Zum Zusammenrotten von Jugendlichen war die Umgebung des Stadttores ideal. Oberhalb der Festungsgräben gab es etliche Ecken, in denen man auf dem massiven Geländer in einer Reihe sitzen und von diesen exponierten Posten den ganzen Nachmittag den Überblick behalten konnte. In der dunklen Durchfahrt des fünfundzwanzig Meter tiefen Tores hörte man oft kreischende Mädchenstimmen und ging erfahrungsgemäß von Grapschattacken aus. Die Kinder, die nicht beim Rauchen erwischt werden wollten, haben mit Vorliebe dort in der Dunkelheit geraucht und sich von den Autos, denen die Durchfahrt damals noch erlaubt war, nicht stören lassen. Das Stadttor war das eigentliche Zentrum des Geschehens, der Aktionsradius aller Beteiligten war aber wesentlich größer. Unterhalb der Stadtmauern, also in den ehemaligen Festungsgräben, wucherten teilweise dichte Büsche oder gestutzte und dicht gewordene Eibenhecken. In dem nahe gelegenen Chotek-Park, dem Lieblingspark von Franz Kafka, war der Wildwuchs in den Randzonen sowieso enorm. Überall konnte man zu ganz unterschiedlichen Zwecken untertauchen und dort für Stunden unbemerkt bleiben. Die älteren Jugendlichen nutzten die vielen Verstecke natürlich nicht zum Spielen und schleppten dorthin ihre Bräute ab. Wenn nötig, verscheuchten sie dabei die jüngeren und drohten ihnen Prügel an. Was sie dort mit ihren Weibern tatsächlich anstellten, konnten wir nur ausnahmsweise überprüfen, waren im Grunde nur auf die nachträglichen Prahlereien angewiesen. Nur ein einziger gab einmal zu, wegen eines BH-Verschlusses gescheitert und nicht sehr weit gekommen zu sein. Diese jungen Böcke kochten unsere Neugier natürlich nur zu gerne auf und ließen uns ihre Anmach-Gespräche einfach mit anhören.
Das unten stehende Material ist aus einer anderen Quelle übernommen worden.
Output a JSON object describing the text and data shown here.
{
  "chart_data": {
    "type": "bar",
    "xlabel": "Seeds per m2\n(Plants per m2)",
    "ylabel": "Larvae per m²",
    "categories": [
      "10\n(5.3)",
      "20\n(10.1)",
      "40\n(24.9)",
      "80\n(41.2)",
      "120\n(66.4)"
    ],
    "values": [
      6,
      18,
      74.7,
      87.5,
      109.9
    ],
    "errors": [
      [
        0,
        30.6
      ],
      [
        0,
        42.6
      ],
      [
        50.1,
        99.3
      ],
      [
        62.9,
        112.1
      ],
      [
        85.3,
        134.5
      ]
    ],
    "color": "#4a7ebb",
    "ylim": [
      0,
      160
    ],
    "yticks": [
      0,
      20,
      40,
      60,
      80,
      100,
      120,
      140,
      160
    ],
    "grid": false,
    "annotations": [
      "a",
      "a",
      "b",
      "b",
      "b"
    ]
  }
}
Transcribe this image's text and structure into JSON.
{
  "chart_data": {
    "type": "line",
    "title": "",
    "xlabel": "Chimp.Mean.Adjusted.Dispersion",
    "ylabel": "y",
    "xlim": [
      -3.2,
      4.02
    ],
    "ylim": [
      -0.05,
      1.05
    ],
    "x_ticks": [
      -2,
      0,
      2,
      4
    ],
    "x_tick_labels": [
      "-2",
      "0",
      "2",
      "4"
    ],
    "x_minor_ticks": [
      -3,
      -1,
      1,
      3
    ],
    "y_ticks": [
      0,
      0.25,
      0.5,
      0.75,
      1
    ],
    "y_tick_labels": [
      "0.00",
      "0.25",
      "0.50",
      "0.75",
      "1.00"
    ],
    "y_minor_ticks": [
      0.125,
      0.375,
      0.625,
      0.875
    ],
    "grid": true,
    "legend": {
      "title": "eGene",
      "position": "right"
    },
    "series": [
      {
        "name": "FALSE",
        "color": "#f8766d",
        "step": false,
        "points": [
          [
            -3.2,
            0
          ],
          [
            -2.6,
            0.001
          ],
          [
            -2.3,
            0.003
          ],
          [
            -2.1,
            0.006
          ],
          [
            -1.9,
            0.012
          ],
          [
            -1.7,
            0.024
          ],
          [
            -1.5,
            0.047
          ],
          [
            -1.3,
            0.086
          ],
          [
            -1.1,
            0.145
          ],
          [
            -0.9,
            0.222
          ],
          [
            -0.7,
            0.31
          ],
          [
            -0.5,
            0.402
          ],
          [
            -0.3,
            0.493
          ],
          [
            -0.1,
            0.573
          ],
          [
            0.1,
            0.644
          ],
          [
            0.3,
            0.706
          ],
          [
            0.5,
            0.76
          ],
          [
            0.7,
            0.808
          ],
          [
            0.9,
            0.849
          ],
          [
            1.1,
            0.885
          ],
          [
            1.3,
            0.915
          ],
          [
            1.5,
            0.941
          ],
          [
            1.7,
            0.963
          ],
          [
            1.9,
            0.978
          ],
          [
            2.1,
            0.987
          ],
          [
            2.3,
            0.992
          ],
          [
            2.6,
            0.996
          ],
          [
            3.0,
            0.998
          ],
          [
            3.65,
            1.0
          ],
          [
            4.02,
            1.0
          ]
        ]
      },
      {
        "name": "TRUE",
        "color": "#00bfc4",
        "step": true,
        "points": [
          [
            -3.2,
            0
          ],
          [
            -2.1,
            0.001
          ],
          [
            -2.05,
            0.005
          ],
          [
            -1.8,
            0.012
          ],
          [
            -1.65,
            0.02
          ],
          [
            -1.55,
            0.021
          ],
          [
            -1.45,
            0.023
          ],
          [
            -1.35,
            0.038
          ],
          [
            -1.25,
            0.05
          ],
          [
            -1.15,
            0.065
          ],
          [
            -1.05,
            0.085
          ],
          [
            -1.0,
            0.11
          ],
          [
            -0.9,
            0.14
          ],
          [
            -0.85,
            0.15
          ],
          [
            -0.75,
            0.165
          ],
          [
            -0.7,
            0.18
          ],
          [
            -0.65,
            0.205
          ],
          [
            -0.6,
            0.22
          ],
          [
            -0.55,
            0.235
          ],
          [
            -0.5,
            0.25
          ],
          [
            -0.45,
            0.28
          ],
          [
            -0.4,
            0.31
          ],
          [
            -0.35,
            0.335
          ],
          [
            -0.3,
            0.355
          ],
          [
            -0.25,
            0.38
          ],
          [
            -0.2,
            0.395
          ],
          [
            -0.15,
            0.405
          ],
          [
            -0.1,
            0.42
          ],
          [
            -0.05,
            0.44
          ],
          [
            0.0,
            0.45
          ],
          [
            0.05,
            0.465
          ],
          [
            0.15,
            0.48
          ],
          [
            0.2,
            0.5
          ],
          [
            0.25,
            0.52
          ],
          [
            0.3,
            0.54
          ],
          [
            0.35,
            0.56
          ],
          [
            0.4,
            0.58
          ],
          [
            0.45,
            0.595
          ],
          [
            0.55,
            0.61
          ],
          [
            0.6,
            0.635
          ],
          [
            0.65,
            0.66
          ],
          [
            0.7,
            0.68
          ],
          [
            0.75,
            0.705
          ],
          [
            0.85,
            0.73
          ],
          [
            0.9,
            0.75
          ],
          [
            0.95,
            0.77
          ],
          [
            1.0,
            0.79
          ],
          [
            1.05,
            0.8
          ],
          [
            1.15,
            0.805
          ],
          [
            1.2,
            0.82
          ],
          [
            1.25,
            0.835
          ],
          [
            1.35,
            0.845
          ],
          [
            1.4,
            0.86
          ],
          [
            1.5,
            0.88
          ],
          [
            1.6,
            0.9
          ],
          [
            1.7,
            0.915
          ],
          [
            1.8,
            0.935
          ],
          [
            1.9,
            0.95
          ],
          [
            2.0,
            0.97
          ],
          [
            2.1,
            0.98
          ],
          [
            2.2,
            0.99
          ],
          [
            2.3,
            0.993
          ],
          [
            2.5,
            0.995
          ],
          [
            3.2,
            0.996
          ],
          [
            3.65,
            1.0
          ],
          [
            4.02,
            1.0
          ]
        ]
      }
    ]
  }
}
— Komm mit, laß uns bumsen, komm.

— Jetzt nicht, hab' keine Zeit.

— Geht doch schnell, bist aber stur.

— Nein, will heute nicht.

— Warum gerade heute nicht?

— Hab' heute eben keine Lust.

— Hör mal auf, immer das gleiche zu plappern — wir verlieren nur Zeit.

— Ich will aber nicht.

— Mann! Jetzt hätten wir schon längst fertig sein können! Scheiße!

— Ich kann nicht.

— Hast du deine Tage? Mir macht das nichts aus. Komm doch.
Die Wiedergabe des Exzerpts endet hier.